Pet-friendly mosquito repellents (that humans can use too)

Black and white dog with pink tongue standing outside.

We say it with little affection: Minnesota’s unofficial state bird is the mosquito. And it’s back in season. These bloodsuckers can easily ruin a beautiful night outside on a patio (or catio) or a nice walk with your pooch.

Mosquitoes are more than just a nuisance — they can spread harmful diseases like West Nile virus and Heartworm to your pets. That’s why your first line of defense should always be monthly Heartworm preventatives and a broad spectrum flea and tick medication. Together, these two preventatives are incredibly effective at protecting your pup or outdoor cat.

Most flea and tick preventives have an ingredient to repel mosquitoes — before they bite. And Heartworm preventatives work by killing Heartworm larvae before they can become adult worms if your pet does become infected.

The bite of just one infected mosquito is enough to spread disease, so Animal Humane Society recommends giving your dog or outdoor cat preventatives year-round, to protect them against infection.

Monthly preventatives are a great baseline, but let’s face it folks, in Minnesota, you may need extra protection. You can keep mosquitoes at bay in ways that are safe for both you and your pets. The following tips are a good place to start.

@animalhumanemn Did you hear the buzz on mosquito repellent ? Share your favorite tips with us! #mosquito #minnesotasummer #AnimalHumaneMN #dogtips #cattledogsoftiktok ♬ original sound - Animal Humane Society

1. Never use DEET products on your pet

Never use a product on your pet that isn’t intended for them. According to the ASPCA, both dogs and cats are sensitive to DEET. Using it could cause neurological problems, such as tremors, seizures, or even death.

There are pet-safe mosquito repellent products at your local pet supply store. You should also check with your veterinarian for recommendation on such products.

2. Be careful with essential oils

Essential oils serve as natural remedies for all sorts of ailments, including bug repellents. Lemon eucalyptus spray is gaining popularity as an alternative mosquito repellent for humans and has shown to have longer-lasting effects than DEET-based sprays.

Before you use any essential oil on your furry best friend, though, check with your veterinarian that it’s safe. Cats are especially sensitive to essential oils, causing upset stomachs, central nervous system depression, and even liver damage — tea tree oil is especially toxic.

There are ways to use essentials oils without putting them directly on your pet, such as putting a dab of oil on their collar or using a collar attachment that doubles as an oil diffuser.
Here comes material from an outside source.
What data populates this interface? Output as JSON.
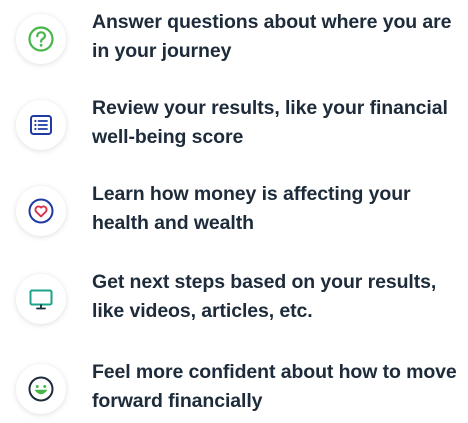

3. Citronella is toxic to pets

Citronella candles and oils are a popular mosquito repellent, but the citronella plant is toxic to pets. Use caution when using citronella products around your pet, and make sure they don’t have access to any citronella plants in your garden.
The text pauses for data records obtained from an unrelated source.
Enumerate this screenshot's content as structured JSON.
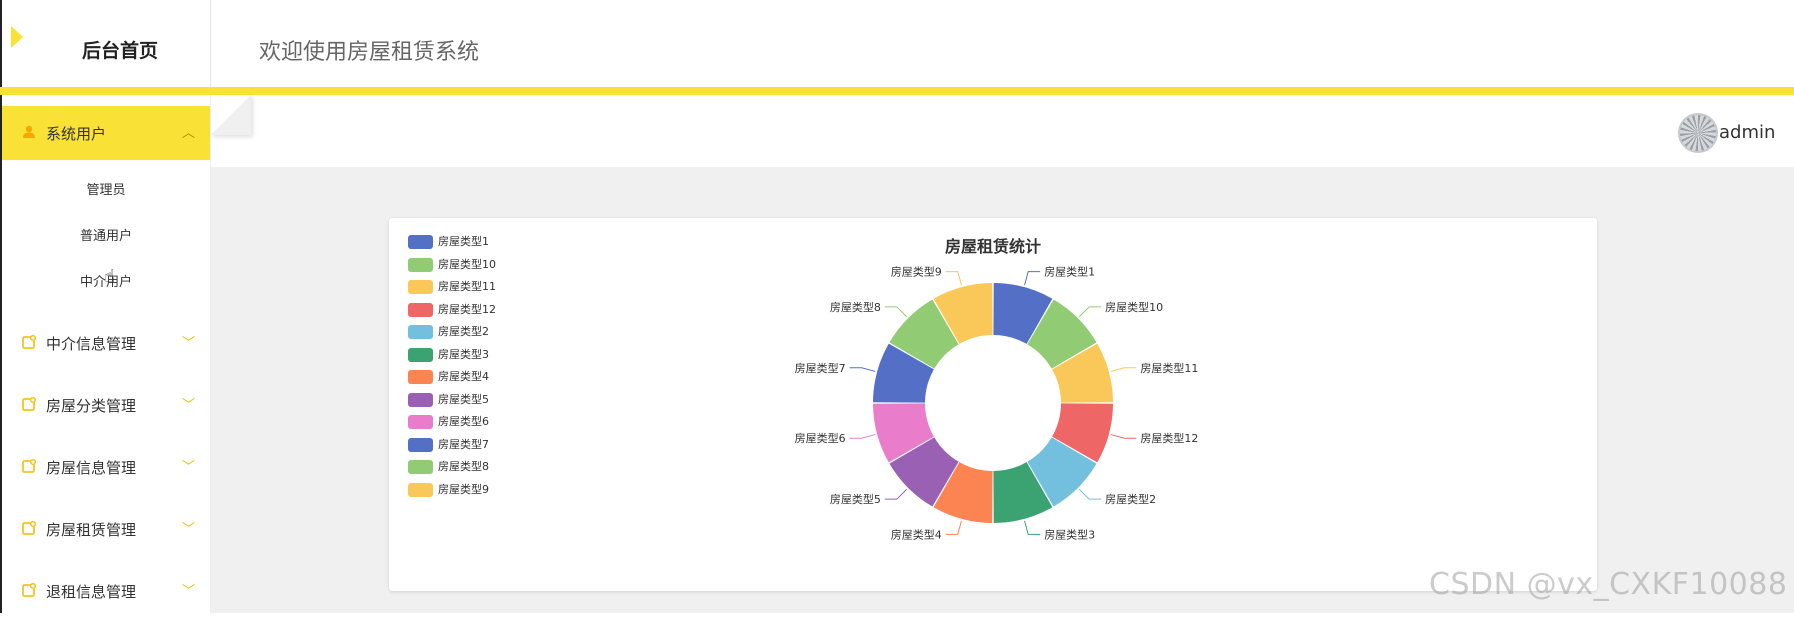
{
  "brand": {
    "title": "后台首页"
  },
  "header": {
    "welcome": "欢迎使用房屋租赁系统",
    "username": "admin"
  },
  "sidebar": {
    "items": [
      {
        "label": "系统用户",
        "expanded": true,
        "children": [
          "管理员",
          "普通用户",
          "中介用户"
        ]
      },
      {
        "label": "中介信息管理"
      },
      {
        "label": "房屋分类管理"
      },
      {
        "label": "房屋信息管理"
      },
      {
        "label": "房屋租赁管理"
      },
      {
        "label": "退租信息管理"
      }
    ]
  },
  "colors": {
    "accent": "#f9e135",
    "menu_icon": "#f5c41a"
  },
  "watermark": "CSDN @vx_CXKF10088",
  "chart_data": {
    "type": "pie",
    "donut": true,
    "title": "房屋租赁统计",
    "legend_position": "top-left",
    "series": [
      {
        "name": "",
        "data": [
          {
            "name": "房屋类型1",
            "value": 1,
            "color": "#5470c6"
          },
          {
            "name": "房屋类型10",
            "value": 1,
            "color": "#91cc75"
          },
          {
            "name": "房屋类型11",
            "value": 1,
            "color": "#fac858"
          },
          {
            "name": "房屋类型12",
            "value": 1,
            "color": "#ee6666"
          },
          {
            "name": "房屋类型2",
            "value": 1,
            "color": "#73c0de"
          },
          {
            "name": "房屋类型3",
            "value": 1,
            "color": "#3ba272"
          },
          {
            "name": "房屋类型4",
            "value": 1,
            "color": "#fc8452"
          },
          {
            "name": "房屋类型5",
            "value": 1,
            "color": "#9a60b4"
          },
          {
            "name": "房屋类型6",
            "value": 1,
            "color": "#ea7ccc"
          },
          {
            "name": "房屋类型7",
            "value": 1,
            "color": "#5470c6"
          },
          {
            "name": "房屋类型8",
            "value": 1,
            "color": "#91cc75"
          },
          {
            "name": "房屋类型9",
            "value": 1,
            "color": "#fac858"
          }
        ]
      }
    ]
  }
}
4. Citrus juice and certain oils can be applied to your pet’s coat

Tan puppy outside.

While essential oils may not be safe to place directly on your pet’s coat, there are a few other options that may work. Check with your vet to make sure they’re a good option for your pet’s unique needs!
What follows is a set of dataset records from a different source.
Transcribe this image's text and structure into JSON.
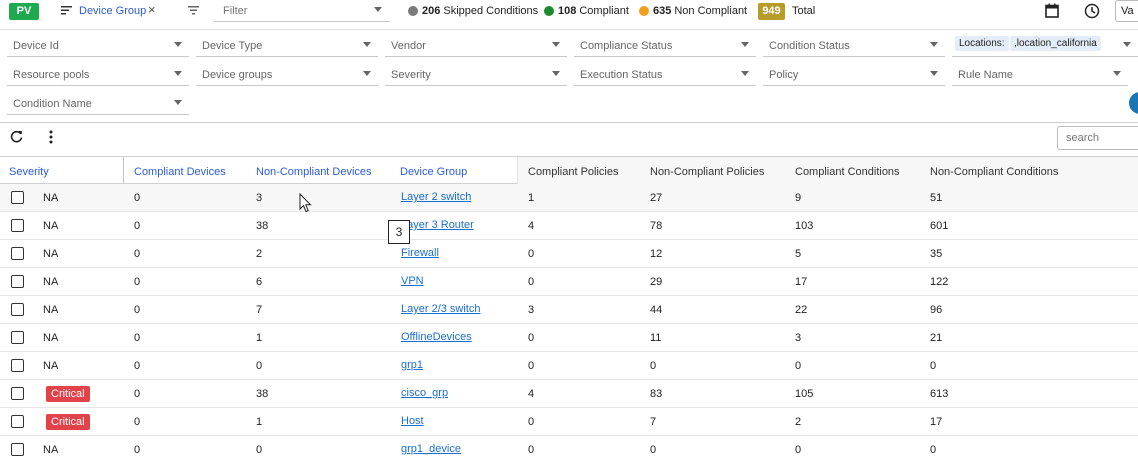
{
  "topbar": {
    "pv_badge": "PV",
    "device_group_label": "Device Group",
    "close_glyph": "×",
    "filter_placeholder": "Filter",
    "stats": [
      {
        "count": "206",
        "label": "Skipped Conditions",
        "color": "#7a7a7a"
      },
      {
        "count": "108",
        "label": "Compliant",
        "color": "#1e8a2e"
      },
      {
        "count": "635",
        "label": "Non Compliant",
        "color": "#f0a01e"
      }
    ],
    "total_count": "949",
    "total_label": "Total",
    "va_text": "Va"
  },
  "filters": {
    "row1": [
      "Device Id",
      "Device Type",
      "Vendor",
      "Compliance Status",
      "Condition Status"
    ],
    "locations_label": "Locations:",
    "locations_value": ",location_california",
    "row2": [
      "Resource pools",
      "Device groups",
      "Severity",
      "Execution Status",
      "Policy",
      "Rule Name"
    ],
    "row3": [
      "Condition Name"
    ]
  },
  "toolbar": {
    "search_placeholder": "search"
  },
  "table": {
    "headers": [
      "Severity",
      "Compliant Devices",
      "Non-Compliant Devices",
      "Device Group",
      "Compliant Policies",
      "Non-Compliant Policies",
      "Compliant Conditions",
      "Non-Compliant Conditions"
    ],
    "rows": [
      {
        "severity": "NA",
        "compliant_devices": "0",
        "non_compliant_devices": "3",
        "device_group": "Layer 2 switch",
        "compliant_policies": "1",
        "non_compliant_policies": "27",
        "compliant_conditions": "9",
        "non_compliant_conditions": "51"
      },
      {
        "severity": "NA",
        "compliant_devices": "0",
        "non_compliant_devices": "38",
        "device_group": "Layer 3 Router",
        "compliant_policies": "4",
        "non_compliant_policies": "78",
        "compliant_conditions": "103",
        "non_compliant_conditions": "601"
      },
      {
        "severity": "NA",
        "compliant_devices": "0",
        "non_compliant_devices": "2",
        "device_group": "Firewall",
        "compliant_policies": "0",
        "non_compliant_policies": "12",
        "compliant_conditions": "5",
        "non_compliant_conditions": "35"
      },
      {
        "severity": "NA",
        "compliant_devices": "0",
        "non_compliant_devices": "6",
        "device_group": "VPN",
        "compliant_policies": "0",
        "non_compliant_policies": "29",
        "compliant_conditions": "17",
        "non_compliant_conditions": "122"
      },
      {
        "severity": "NA",
        "compliant_devices": "0",
        "non_compliant_devices": "7",
        "device_group": "Layer 2/3 switch",
        "compliant_policies": "3",
        "non_compliant_policies": "44",
        "compliant_conditions": "22",
        "non_compliant_conditions": "96"
      },
      {
        "severity": "NA",
        "compliant_devices": "0",
        "non_compliant_devices": "1",
        "device_group": "OfflineDevices",
        "compliant_policies": "0",
        "non_compliant_policies": "11",
        "compliant_conditions": "3",
        "non_compliant_conditions": "21"
      },
      {
        "severity": "NA",
        "compliant_devices": "0",
        "non_compliant_devices": "0",
        "device_group": "grp1",
        "compliant_policies": "0",
        "non_compliant_policies": "0",
        "compliant_conditions": "0",
        "non_compliant_conditions": "0"
      },
      {
        "severity": "Critical",
        "compliant_devices": "0",
        "non_compliant_devices": "38",
        "device_group": "cisco_grp",
        "compliant_policies": "4",
        "non_compliant_policies": "83",
        "compliant_conditions": "105",
        "non_compliant_conditions": "613"
      },
      {
        "severity": "Critical",
        "compliant_devices": "0",
        "non_compliant_devices": "1",
        "device_group": "Host",
        "compliant_policies": "0",
        "non_compliant_policies": "7",
        "compliant_conditions": "2",
        "non_compliant_conditions": "17"
      },
      {
        "severity": "NA",
        "compliant_devices": "0",
        "non_compliant_devices": "0",
        "device_group": "grp1_device",
        "compliant_policies": "0",
        "non_compliant_policies": "0",
        "compliant_conditions": "0",
        "non_compliant_conditions": "0"
      }
    ]
  },
  "tooltip_value": "3",
  "colors": {
    "pv": "#1faa4f",
    "accent": "#2a5bd7",
    "critical": "#e2434b",
    "total": "#b89c2a"
  }
}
Mosquitoes hate citrus. Cut up some of the tart fruits and rub on your pet’s coat, avoiding eyes and any open cuts. Or make an easy lemon juice spray, combining juice from six fresh squeezed lemons and a quart of water. Bring it to a boil, let it steep for an hour, and then put it in a spray bottle once it cools.

Geranium and soybean oils are natural remedies that can be applied directly to your pet’s coat. While geranium plants are toxic to dogs and cats, the oil is safe.

5. Harness the power of plants

Want a natural remedy that doesn’t involve oils and sprays? Fill your yard with mosquito-repelling plants! These common, mosquito-repelling plants are also safe for pets:

  • Basil
  • Catnip
  • Lemon balm
  • Rosemary

Avoid toxic plants like geraniums, citronella, peppermint, lavender, some varieties of marigolds, and garlic — all of which can be harmful to animals if eaten. Learn more about toxic plants.

6. Keep standing water clean or covered

Standing water is a mosquito’s home base. Water containers, ponds, or puddles in your yard are an ideal breeding ground for mosquitoes. Keep them covered or cleaned as best you can.

There’s no doubt about it — we make a tasty treat for mosquitoes. But with these helpful tips, you and your pet can avoid these nuisance insects and stay healthy and itch-free all summer long!